In a startling revelation amid the fiasco surrounding FTX, Galaxy Digital Holdings Ltd BRPHF revealed it has a $76.8 million exposure to the beleaguered cryptocurrency exchange, out of which $47.5 million is currently being withdrawn.
It already hasn’t been a great 2022 for Galaxy and its CEO Larry Mike Novogratz. Galaxy Digital was an early backer of Terra and its cryptocurrency Luna and algorithmic stablecoin TerraUSD, both of which collapsed earlier this year.
Novogratz also got a Luna-themed wolf tattoo on his arm just prior to the crypto’s meltdown.
In the company’s quarterly earnings call on Nov. 9, Galaxy Digital reported its exposure to FTX is made up of cash and digital assets.
The cryptocurrency exchange had on Tuesday announced the ceasing of all withdrawals due to a liquidity crisis brought on by a consumer bank run and a catastrophic price collapse in its native FTX Token FTT/USD, which the exchange utilizes as collateral.
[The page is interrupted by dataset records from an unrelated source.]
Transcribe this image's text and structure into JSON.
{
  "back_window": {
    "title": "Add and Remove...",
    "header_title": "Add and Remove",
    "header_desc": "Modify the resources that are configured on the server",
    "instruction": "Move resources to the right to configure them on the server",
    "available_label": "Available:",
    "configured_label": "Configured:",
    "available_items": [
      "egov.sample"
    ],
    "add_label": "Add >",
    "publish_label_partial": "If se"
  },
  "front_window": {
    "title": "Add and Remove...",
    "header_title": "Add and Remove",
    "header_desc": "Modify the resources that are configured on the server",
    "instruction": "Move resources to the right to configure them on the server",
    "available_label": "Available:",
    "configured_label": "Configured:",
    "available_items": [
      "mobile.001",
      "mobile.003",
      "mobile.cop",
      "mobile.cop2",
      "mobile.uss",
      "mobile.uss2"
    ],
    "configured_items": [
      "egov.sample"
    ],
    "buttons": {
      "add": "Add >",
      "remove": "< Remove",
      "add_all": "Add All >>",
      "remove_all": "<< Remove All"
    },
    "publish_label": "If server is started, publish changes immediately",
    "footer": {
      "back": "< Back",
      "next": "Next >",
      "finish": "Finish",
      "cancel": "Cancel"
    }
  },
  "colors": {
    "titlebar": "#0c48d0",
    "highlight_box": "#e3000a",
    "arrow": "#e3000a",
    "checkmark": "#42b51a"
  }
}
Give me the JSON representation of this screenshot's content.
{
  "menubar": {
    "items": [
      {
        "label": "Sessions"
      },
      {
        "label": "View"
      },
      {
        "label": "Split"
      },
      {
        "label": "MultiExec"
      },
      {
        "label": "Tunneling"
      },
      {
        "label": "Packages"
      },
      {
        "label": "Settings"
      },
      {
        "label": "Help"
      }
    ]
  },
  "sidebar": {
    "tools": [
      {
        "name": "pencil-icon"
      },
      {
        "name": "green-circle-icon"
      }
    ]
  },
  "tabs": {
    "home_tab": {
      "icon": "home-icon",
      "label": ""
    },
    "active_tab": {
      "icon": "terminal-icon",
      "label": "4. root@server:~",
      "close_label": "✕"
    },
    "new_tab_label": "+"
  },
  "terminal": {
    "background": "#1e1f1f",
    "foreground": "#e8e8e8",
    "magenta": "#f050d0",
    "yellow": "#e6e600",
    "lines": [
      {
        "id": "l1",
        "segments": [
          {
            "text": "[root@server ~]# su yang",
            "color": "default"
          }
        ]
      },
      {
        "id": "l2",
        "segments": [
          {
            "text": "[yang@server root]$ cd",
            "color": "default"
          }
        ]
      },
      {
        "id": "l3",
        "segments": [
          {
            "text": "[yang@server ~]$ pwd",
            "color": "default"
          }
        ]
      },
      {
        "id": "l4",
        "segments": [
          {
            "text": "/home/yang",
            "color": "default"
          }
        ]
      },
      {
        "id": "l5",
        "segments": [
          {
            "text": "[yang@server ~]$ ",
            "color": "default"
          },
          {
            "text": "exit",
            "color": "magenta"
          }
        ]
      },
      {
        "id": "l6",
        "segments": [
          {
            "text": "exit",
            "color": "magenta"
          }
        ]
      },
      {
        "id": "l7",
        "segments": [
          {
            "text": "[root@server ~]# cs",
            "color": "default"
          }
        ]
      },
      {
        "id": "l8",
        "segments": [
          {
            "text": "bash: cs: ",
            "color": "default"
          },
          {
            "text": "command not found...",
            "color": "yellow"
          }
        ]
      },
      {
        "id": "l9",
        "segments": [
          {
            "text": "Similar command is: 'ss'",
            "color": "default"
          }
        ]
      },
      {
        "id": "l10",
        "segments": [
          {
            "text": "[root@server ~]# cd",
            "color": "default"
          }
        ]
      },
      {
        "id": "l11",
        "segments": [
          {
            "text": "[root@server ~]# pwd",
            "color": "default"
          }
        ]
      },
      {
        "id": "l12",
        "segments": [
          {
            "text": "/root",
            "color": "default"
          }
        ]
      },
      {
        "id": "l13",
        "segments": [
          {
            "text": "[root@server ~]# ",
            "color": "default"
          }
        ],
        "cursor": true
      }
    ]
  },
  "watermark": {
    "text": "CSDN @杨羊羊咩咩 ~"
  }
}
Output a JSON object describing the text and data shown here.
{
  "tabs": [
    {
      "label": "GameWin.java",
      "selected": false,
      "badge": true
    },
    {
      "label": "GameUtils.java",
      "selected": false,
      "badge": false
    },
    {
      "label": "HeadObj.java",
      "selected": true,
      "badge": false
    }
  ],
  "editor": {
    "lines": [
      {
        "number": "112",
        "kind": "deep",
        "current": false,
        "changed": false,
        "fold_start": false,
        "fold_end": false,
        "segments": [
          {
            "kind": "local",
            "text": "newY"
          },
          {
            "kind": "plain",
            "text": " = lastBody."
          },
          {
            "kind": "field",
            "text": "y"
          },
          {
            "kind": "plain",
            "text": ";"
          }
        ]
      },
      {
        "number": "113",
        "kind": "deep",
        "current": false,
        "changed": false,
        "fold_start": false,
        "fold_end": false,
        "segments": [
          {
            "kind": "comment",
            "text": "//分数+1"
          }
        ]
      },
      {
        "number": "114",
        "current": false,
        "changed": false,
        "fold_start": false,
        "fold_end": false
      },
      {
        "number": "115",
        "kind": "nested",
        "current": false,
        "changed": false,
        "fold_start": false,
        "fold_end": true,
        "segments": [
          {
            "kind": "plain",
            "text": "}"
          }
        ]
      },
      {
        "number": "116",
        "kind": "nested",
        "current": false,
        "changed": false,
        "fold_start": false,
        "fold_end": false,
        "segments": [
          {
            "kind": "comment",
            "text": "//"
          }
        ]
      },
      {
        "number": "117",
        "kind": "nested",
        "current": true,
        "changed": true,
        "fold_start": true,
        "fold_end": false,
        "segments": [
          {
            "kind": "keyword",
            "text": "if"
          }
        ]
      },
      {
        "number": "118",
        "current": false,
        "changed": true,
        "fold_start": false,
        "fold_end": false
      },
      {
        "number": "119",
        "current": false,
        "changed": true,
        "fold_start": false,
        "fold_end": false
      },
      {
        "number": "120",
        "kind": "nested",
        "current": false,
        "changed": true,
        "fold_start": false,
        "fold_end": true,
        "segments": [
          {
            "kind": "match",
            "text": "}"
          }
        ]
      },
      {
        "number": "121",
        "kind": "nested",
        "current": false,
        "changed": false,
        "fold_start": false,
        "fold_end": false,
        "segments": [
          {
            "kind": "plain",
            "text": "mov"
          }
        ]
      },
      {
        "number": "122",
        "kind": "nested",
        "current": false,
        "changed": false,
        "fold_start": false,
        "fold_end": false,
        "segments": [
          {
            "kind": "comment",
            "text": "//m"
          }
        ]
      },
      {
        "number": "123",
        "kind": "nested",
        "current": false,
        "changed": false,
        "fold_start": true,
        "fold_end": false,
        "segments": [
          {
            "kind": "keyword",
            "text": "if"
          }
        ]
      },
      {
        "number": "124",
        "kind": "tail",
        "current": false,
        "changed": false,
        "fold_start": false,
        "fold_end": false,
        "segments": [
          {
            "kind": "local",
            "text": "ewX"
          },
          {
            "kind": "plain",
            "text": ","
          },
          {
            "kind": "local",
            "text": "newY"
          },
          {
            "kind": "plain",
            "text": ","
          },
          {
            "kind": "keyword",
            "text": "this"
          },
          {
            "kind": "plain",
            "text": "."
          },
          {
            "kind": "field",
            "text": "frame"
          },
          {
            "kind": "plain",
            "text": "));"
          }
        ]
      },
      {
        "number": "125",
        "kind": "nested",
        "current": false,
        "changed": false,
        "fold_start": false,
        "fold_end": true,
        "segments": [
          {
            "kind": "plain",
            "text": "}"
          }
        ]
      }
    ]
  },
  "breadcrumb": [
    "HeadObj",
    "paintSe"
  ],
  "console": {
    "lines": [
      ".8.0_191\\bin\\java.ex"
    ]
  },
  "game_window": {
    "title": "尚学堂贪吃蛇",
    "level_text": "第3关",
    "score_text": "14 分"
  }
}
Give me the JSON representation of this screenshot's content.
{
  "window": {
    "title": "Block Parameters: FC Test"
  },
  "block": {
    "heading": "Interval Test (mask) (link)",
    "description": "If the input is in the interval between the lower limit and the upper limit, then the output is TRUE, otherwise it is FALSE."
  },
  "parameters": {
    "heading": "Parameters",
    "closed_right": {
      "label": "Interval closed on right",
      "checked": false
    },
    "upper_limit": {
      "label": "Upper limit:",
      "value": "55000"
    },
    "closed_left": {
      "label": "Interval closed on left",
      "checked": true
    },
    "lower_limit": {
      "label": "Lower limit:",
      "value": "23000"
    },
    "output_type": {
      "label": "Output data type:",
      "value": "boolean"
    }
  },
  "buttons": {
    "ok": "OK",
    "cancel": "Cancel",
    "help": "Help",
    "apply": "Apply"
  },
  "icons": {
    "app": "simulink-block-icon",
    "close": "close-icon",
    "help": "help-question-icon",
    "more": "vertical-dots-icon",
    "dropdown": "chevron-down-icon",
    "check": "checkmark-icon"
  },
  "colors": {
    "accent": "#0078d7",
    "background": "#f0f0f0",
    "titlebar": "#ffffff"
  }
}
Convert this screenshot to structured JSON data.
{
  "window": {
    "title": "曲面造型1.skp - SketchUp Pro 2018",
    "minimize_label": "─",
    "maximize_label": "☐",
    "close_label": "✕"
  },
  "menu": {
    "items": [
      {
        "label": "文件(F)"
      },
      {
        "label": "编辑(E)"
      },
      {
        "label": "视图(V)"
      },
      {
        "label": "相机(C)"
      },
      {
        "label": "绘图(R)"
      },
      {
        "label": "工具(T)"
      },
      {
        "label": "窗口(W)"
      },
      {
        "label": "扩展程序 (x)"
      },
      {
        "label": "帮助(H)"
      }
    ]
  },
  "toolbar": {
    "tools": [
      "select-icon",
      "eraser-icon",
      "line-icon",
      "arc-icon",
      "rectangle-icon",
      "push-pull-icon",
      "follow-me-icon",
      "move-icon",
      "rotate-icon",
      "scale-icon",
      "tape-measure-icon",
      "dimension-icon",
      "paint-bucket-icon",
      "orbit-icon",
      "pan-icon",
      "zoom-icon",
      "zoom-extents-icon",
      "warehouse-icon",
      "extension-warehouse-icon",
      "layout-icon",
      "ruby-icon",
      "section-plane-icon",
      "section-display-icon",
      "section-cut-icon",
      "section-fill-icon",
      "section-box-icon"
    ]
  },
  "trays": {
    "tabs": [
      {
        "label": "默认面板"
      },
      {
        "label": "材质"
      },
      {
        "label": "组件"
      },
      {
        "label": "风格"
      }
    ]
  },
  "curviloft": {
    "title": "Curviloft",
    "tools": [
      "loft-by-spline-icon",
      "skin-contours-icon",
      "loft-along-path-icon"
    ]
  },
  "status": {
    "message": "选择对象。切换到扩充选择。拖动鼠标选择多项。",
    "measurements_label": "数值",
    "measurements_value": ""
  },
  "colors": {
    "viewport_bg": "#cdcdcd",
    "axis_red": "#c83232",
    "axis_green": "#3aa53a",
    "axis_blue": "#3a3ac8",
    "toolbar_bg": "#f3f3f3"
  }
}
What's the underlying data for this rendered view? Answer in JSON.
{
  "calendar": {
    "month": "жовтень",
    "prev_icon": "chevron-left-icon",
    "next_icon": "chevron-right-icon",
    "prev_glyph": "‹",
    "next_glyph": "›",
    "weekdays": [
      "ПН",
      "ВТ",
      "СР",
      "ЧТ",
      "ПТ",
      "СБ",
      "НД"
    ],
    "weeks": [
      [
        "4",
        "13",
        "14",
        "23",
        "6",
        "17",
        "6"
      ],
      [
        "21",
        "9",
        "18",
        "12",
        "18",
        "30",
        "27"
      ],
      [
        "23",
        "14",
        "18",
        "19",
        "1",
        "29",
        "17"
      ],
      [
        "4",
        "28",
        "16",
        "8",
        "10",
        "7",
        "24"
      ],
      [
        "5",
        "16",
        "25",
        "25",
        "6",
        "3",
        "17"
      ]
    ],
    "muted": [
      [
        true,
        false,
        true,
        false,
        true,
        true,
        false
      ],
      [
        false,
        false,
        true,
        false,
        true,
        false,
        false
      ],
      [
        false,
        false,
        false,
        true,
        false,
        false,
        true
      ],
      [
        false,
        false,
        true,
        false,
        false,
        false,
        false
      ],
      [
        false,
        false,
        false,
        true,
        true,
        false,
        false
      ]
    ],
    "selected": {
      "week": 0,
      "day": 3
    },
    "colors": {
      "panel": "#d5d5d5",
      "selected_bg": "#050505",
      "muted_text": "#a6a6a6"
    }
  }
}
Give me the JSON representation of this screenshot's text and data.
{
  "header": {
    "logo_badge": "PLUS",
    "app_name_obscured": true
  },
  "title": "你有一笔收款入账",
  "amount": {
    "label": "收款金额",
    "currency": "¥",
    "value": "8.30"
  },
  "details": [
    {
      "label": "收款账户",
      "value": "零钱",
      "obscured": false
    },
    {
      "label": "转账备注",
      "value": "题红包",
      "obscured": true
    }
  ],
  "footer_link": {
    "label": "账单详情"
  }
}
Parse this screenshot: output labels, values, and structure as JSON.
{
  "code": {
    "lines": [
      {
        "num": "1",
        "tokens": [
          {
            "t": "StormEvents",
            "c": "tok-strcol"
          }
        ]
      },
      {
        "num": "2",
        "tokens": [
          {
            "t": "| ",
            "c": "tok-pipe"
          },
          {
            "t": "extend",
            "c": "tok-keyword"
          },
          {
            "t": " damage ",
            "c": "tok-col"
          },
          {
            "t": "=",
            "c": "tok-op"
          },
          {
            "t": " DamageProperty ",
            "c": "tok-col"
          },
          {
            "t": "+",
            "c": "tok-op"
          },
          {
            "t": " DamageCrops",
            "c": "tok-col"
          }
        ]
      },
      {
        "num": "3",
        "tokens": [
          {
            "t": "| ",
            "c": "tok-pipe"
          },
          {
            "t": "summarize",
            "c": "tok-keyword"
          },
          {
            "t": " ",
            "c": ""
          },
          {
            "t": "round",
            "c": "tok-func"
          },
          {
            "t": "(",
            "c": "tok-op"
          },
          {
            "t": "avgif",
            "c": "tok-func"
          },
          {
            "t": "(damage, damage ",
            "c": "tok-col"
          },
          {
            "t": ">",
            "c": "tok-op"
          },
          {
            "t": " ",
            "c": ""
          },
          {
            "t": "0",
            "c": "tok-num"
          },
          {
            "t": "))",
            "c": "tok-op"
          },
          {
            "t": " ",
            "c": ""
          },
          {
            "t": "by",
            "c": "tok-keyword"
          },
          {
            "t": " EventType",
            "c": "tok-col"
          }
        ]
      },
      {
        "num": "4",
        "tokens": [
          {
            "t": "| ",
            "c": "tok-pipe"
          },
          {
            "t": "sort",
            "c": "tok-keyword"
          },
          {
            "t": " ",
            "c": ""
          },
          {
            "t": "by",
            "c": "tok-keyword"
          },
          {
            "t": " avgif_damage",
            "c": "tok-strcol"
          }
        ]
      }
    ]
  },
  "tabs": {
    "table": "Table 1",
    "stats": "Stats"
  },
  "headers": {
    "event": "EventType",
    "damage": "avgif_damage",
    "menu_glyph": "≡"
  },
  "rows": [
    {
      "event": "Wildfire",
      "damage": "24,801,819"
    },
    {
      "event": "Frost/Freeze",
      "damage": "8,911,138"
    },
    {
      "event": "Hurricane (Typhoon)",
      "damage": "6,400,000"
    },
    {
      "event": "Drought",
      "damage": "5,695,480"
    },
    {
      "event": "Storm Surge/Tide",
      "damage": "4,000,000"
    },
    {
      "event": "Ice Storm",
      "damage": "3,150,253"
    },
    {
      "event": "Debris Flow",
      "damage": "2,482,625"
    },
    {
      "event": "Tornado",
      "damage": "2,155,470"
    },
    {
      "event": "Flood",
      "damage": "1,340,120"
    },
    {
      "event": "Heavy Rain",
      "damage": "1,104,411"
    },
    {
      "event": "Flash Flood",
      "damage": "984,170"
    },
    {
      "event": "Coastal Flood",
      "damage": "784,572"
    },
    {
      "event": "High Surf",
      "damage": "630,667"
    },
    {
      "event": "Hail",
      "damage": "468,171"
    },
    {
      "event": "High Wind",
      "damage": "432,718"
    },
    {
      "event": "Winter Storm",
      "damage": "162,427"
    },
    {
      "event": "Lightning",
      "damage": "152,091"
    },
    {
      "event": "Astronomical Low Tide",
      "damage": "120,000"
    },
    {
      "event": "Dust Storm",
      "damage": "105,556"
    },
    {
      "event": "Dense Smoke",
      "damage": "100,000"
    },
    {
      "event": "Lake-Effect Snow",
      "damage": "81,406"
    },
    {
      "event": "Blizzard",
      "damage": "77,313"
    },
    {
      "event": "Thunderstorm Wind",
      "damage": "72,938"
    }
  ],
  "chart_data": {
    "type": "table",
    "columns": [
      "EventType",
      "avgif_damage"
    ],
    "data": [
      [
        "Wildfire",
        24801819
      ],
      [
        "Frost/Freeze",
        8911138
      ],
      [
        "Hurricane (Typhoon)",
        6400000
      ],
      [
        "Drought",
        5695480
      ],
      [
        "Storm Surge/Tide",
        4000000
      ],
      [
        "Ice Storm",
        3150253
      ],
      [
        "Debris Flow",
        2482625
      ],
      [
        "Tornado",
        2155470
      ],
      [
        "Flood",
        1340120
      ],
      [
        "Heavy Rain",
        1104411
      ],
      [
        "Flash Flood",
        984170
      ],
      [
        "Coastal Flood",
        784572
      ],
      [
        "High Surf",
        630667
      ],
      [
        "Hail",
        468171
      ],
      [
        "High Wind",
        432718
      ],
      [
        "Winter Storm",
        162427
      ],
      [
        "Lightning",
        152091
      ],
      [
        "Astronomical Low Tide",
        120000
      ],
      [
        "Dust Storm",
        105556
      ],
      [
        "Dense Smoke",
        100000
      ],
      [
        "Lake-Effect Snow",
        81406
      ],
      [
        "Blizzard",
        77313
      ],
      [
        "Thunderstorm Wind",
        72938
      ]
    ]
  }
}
Galaxy Digital Claimed To Have $1.5 Billion In Liquidity
Galaxy Digital claimed to have $1.5 billion in liquidity, including $1.0 billion in cash and an additional $235.8 million in stablecoins to avert losses despite its exposure to the company, which is led by Sam Bankman-Fried.
The company’s partner capital decreased by 12% year-over-year to $1.8 billion over the three months that ended on Sept. 30, citing a dropping cryptocurrency market capitalization as a factor.
The main sources of income for Galaxy Digital include advising fees, management fees, lending income, mining income and changes in the fair value of derivatives and investments.
The company’s third-quarter revenue decreased by 84.9% year over year to $32.7 million.
This was brought on by significantly lower levels of capital investment earnings compared to the same time last year.
Galaxy Digital To List On Nasdaq In 2023
The company stated that it intended to finish its reorganization and switch from the Canadian Toronto Stock Market to the American Nasdaq exchange in 2023 and that Damian Vanderwilt, the company’s co-president, will resign and become a board member as of mid-January 2023.
The company used some of its capital from May 16 to Oct. 24 to repurchase its outstanding shares for about $52 million.
Amber Group Says No Exposure to FTT or Alameda
Meanwhile, although Amber Group claimed to have no exposure to Alameda Research or FTT, it has been a frequent trader on FTX, and less than 10% of its total trading capital is invested there.
The digital asset company wrote on Twitter, “While we have significantly reduced our exposure over the course of the week, we still have withdrawals that have yet to be processed. It does not pose a threat to our business operations or liquidity.”
Websites For FTX Ventures and Alameda Research Go Offline
Notably, two websites associated with the Bahamas-based cryptocurrency exchange FTX have gone silent.
Since yesterday, both the websites for FTX Ventures, the venture capital division of FTX, and Alameda Research, the quantitative trading company established by FTX CEO Bankman-Fried, have been taken down or made private.